On October 18, 1933, the American philosopher-inventor R. Buckminster Fuller applies for a patent for his Dymaxion Car. The Dymaxion—the word itself was another Fuller invention, a combination of “dynamic,” “maximum,” and “ion”—looked and drove like no vehicle anyone had ever seen.
It was a three-wheeled, 20-foot-long, pod-shaped automobile that could carry 11 passengers and travel as fast as 120 miles per hour. It got 30 miles to the gallon, could U-turn in a distance equal to its length and could parallel park just by pivoting its wheels toward the curb and zipping sideways into its parking space. It was stylish, efficient and eccentric—and it attracted a great deal of attention: Celebrities wanted to ride in it and rich men wanted to invest in it. But in the same month that Fuller applied for his patent, one of his prototype Dymaxions crashed, killing the driver and alarming investors so much that they withdrew their money from the project.

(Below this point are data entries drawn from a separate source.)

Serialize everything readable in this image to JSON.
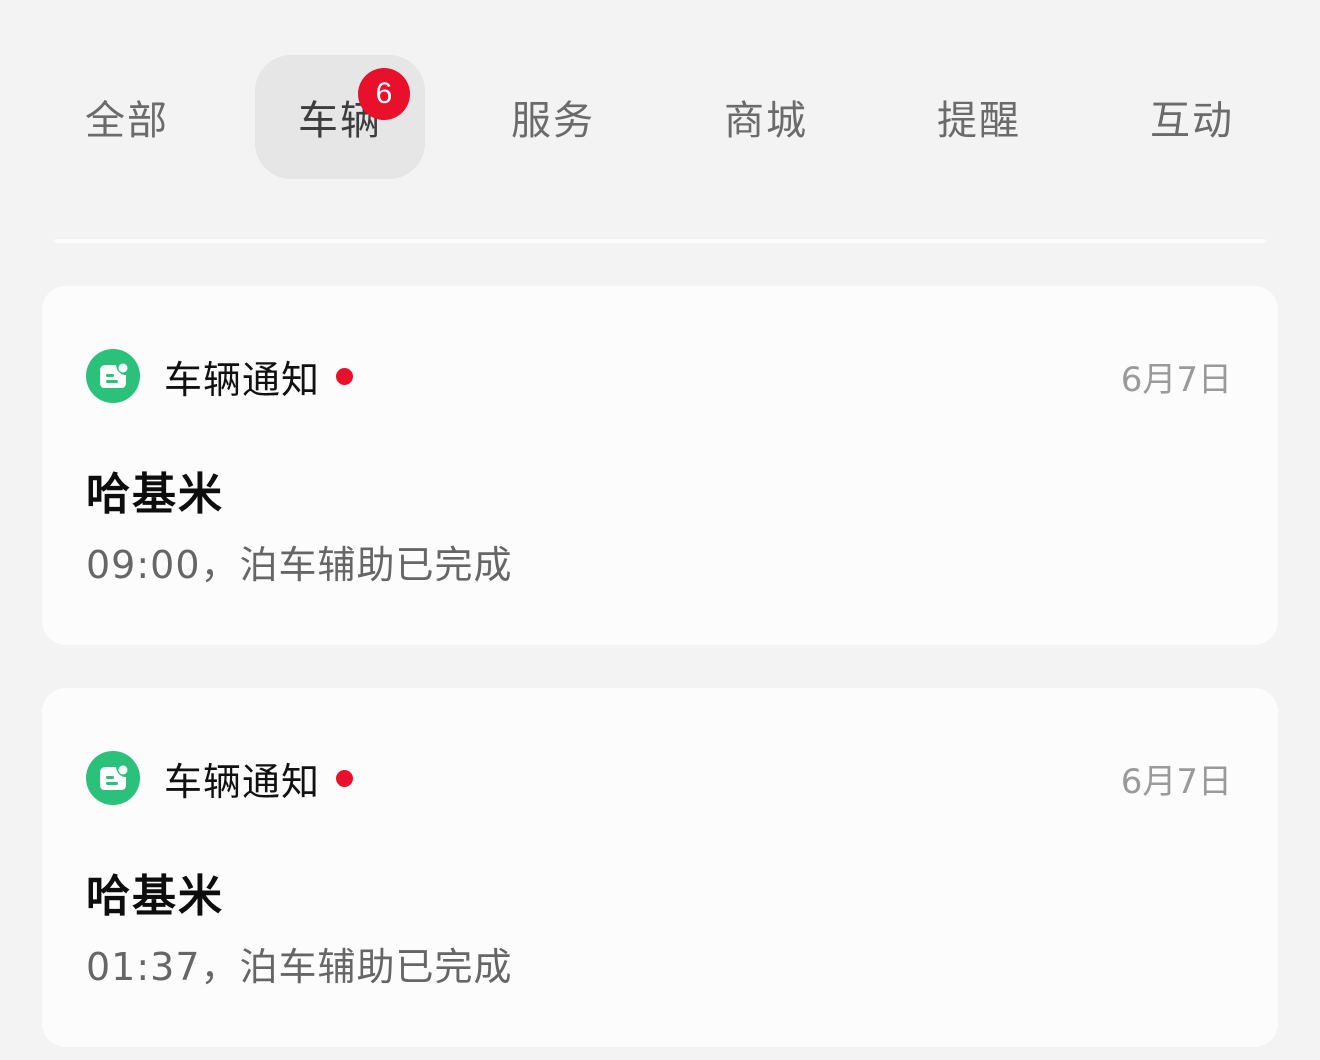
{
  "tabs": [
    {
      "label": "全部"
    },
    {
      "label": "车辆",
      "badge": "6",
      "active": true
    },
    {
      "label": "服务"
    },
    {
      "label": "商城"
    },
    {
      "label": "提醒"
    },
    {
      "label": "互动"
    }
  ],
  "colors": {
    "background": "#f3f3f3",
    "card": "#fcfcfc",
    "badge": "#e8102a",
    "icon_green": "#2bc17b",
    "date_gray": "#9a9a9a",
    "message_gray": "#666666"
  },
  "notifications": [
    {
      "icon": "robot-face-icon",
      "title": "车辆通知",
      "unread": true,
      "date": "6月7日",
      "name": "哈基米",
      "message": "09:00，泊车辅助已完成"
    },
    {
      "icon": "robot-face-icon",
      "title": "车辆通知",
      "unread": true,
      "date": "6月7日",
      "name": "哈基米",
      "message": "01:37，泊车辅助已完成"
    }
  ]
}
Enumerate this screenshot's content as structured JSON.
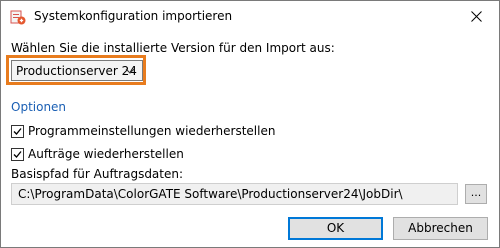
{
  "window": {
    "title": "Systemkonfiguration importieren",
    "app_icon": "import-app-icon",
    "close_icon": "close-icon"
  },
  "prompt_label": "Wählen Sie die installierte Version für den Import aus:",
  "version_select": {
    "value": "Productionserver 24",
    "highlight_color": "#e87c1e"
  },
  "options": {
    "section_title": "Optionen",
    "section_color": "#1a5fb4",
    "restore_settings": {
      "label": "Programmeinstellungen wiederherstellen",
      "checked": true
    },
    "restore_jobs": {
      "label": "Aufträge wiederherstellen",
      "checked": true
    }
  },
  "basepath": {
    "label": "Basispfad für Auftragsdaten:",
    "value": "C:\\ProgramData\\ColorGATE Software\\Productionserver24\\JobDir\\",
    "browse_label": "..."
  },
  "buttons": {
    "ok": "OK",
    "cancel": "Abbrechen"
  }
}
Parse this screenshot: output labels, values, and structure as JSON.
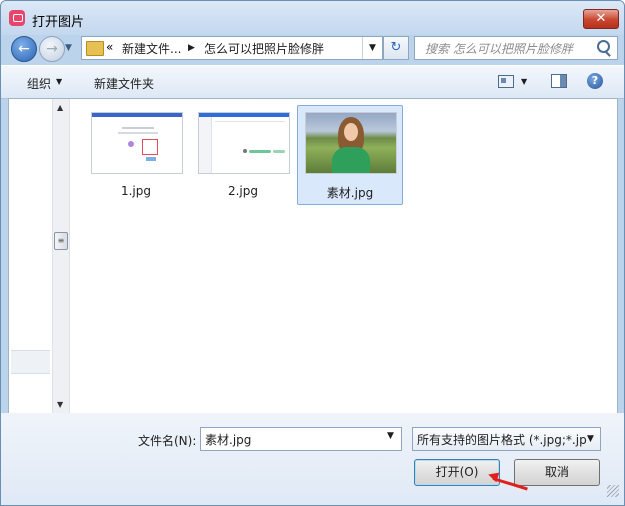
{
  "window": {
    "title": "打开图片",
    "close_glyph": "✕"
  },
  "nav": {
    "back_glyph": "←",
    "forward_glyph": "→",
    "address": {
      "prefix": "«",
      "segments": [
        "新建文件...",
        "怎么可以把照片脸修胖"
      ],
      "separator": "▶",
      "dropdown_glyph": "▼"
    },
    "refresh_glyph": "↻",
    "search_placeholder": "搜索 怎么可以把照片脸修胖"
  },
  "toolbar": {
    "organize_label": "组织",
    "organize_arrow": "▼",
    "new_folder_label": "新建文件夹",
    "view_dropdown_glyph": "▼",
    "help_glyph": "?"
  },
  "scrollbar": {
    "up_glyph": "▲",
    "down_glyph": "▼",
    "thumb_glyph": "≡"
  },
  "files": [
    {
      "name": "1.jpg",
      "selected": false
    },
    {
      "name": "2.jpg",
      "selected": false
    },
    {
      "name": "素材.jpg",
      "selected": true
    }
  ],
  "bottom": {
    "filename_label": "文件名(N):",
    "filename_value": "素材.jpg",
    "filename_dd_glyph": "▼",
    "filetype_value": "所有支持的图片格式 (*.jpg;*.jp",
    "filetype_dd_glyph": "▼",
    "open_label": "打开(O)",
    "cancel_label": "取消"
  },
  "watermark_text": "Baidu",
  "colors": {
    "accent": "#2c63b4",
    "selection": "#d9e8fb",
    "annotation_arrow": "#e0201a"
  }
}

When Fuller first sketched the Dymaxion Car in 1927, it was a half-car, half-airplane—when it got going fast enough, its wings were supposed to inflate—called the “4D Transport.” In 1932, the sculptor Isamu Naguchi helped the inventor with his final design: a long teardrop-shaped chassis with two wheels in front and a third in back that could lift off the ground. In practice, this didn’t turn out to be a great idea: As the vehicle picked up speed (theoretically in preparation for takeoff) and the third wheel bounced off the ground, it became nearly impossible for the driver to control the car. In fact, many people blamed this handling problem for the fatal crash of the prototype car, even though an investigation revealed that a car full of sightseers had actually caused the accident by hurtling into the Dymaxion’s lane.
Many elements of the Dymaxion Car’s design—its streamlined shape, its fuel efficiency—have inspired later generations of automakers, but Fuller himself was probably best known for another of his inventions: the geodesic dome. Geodesic domes are built using a pattern of self-bracing triangles. As a result, perhaps unlike the Dymaxion Car, they are incredibly strong and stable—in fact, as one historian writes, “they have proved to be the strongest structures ever devised.”